Staff of the US National Transportation Safety Board (NTSB) are investigating a near midair collision of a US Airways Airbus A319 and a Cargolux Boeing 747.

The incident occurred on 21 May at Anchorage International airport when the two aircraft came within an estimated 100ft vertically and within .33 mile of laterally as the Cargolux 747 was departing the airport and the A319 was executing a go-around.

The US Airways A319, inbound from Phoenix on runway 14, had 138 passengers and crew onboard.

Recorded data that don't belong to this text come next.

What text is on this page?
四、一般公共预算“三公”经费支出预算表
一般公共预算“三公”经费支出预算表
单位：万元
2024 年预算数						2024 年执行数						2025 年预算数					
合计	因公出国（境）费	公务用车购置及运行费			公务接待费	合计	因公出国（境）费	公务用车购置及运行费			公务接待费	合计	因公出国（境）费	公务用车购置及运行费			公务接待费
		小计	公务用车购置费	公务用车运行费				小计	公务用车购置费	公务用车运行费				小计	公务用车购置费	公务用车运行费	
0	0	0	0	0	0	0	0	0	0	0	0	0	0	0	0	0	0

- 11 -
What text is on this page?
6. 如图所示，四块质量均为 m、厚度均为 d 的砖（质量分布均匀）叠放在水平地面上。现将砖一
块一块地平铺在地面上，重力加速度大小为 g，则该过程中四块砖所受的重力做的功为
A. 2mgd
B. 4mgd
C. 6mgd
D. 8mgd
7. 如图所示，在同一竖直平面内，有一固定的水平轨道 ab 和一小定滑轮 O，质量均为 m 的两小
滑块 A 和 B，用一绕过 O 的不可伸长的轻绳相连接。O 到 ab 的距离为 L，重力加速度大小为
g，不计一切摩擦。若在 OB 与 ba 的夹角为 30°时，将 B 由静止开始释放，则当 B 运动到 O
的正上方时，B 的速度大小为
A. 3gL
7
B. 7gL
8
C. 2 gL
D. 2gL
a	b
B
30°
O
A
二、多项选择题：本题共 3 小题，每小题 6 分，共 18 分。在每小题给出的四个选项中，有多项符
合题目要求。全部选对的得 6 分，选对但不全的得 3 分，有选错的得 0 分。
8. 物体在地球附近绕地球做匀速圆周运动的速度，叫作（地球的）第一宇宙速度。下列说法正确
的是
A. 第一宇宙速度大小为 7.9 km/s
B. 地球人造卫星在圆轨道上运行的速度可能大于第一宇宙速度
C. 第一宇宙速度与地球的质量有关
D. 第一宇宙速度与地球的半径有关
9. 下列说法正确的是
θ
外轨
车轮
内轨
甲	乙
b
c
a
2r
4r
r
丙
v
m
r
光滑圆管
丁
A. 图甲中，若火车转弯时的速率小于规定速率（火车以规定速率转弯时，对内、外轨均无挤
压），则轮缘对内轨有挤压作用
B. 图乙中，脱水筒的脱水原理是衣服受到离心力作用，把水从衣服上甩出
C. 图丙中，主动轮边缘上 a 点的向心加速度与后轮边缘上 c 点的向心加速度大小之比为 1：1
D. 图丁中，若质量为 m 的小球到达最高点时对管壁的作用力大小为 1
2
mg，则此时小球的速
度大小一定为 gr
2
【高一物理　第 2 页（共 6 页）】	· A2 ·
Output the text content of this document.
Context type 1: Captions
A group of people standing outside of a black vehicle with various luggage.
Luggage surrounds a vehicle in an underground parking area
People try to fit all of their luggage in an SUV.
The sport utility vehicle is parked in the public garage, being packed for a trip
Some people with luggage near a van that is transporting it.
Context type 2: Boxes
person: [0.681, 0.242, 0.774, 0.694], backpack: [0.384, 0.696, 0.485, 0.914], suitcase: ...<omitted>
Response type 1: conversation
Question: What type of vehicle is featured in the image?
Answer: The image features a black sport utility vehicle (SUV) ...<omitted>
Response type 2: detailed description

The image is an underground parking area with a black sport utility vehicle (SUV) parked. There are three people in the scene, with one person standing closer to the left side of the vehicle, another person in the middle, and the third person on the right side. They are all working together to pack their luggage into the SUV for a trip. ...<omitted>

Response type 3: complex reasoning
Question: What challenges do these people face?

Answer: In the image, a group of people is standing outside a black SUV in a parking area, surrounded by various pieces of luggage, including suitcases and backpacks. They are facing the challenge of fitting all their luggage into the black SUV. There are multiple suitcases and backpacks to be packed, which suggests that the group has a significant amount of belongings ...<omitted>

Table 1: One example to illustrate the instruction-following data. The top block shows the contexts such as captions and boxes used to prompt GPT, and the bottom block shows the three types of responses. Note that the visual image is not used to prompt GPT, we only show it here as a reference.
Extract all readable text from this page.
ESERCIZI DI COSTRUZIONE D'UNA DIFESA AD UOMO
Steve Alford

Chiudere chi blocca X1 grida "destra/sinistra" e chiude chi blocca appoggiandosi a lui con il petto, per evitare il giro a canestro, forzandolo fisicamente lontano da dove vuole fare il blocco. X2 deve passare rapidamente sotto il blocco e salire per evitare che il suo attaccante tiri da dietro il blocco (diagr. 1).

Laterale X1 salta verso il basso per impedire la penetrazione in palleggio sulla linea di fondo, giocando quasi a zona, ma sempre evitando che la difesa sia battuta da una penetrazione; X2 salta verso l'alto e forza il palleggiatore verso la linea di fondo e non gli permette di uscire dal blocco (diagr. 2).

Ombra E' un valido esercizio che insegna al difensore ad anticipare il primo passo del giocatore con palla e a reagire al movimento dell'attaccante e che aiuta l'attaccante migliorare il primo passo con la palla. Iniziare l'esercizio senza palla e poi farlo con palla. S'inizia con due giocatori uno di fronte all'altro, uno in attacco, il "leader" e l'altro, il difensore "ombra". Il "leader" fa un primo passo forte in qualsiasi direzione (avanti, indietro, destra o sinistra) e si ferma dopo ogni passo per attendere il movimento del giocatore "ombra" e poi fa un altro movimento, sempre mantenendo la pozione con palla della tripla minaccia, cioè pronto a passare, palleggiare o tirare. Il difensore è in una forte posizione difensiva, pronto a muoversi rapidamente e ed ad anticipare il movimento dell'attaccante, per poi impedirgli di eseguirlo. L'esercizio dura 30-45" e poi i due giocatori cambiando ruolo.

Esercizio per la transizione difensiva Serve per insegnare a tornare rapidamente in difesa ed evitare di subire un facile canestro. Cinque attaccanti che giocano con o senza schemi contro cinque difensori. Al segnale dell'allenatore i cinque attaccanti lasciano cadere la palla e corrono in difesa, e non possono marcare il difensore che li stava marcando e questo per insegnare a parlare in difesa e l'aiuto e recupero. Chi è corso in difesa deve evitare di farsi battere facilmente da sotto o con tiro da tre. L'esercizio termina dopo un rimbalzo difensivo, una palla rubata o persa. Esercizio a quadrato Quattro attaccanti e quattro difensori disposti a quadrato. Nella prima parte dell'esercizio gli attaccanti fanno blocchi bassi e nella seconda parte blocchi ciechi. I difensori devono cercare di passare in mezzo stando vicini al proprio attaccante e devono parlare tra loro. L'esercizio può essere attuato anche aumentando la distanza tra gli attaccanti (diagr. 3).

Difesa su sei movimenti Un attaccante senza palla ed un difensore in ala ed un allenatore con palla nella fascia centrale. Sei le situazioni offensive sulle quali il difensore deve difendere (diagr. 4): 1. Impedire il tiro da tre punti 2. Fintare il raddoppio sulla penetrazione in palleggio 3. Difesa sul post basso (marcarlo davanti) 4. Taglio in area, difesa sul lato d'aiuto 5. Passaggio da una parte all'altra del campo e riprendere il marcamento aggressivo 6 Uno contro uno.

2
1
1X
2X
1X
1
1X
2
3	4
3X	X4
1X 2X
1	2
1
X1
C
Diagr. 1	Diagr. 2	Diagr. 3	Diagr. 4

The 747 was departing Anchorage en route to Chicago on runway 25R.

NTSB says the incident occurred at 12:10am Alaska Daylight Savings Time in night visual meteorological conditions with 10 miles of visibility.

The Traffic Collision Avoidance System (TCAS) report from the A319 crew shows that as the airport was approaching Anchorage the crew initiated a missed approach due to the effects of tailwinds in the approach path.

NTSB explains the tower controller instructed the A319 to turn right, heading 300 and report the departing 747 in sight.

Once the A319 crew reported seeing the 747, the controller instructed the US Airways crew to maintain visual separation from the 747, climb to 3,000ft and turn right heading 320.

The A319 refused the right turn "because the turn would have put their flight in the direct conflict with the 747", says NTSB. The crew then received a resolution advisory to monitor vertical speed and the pilots flying the A319 complied with the descent command.

But during descent the A319 pilots lost sight of the 747, and at about 1700ft above ground level the A319 crew received and aural "clear of conflict" command.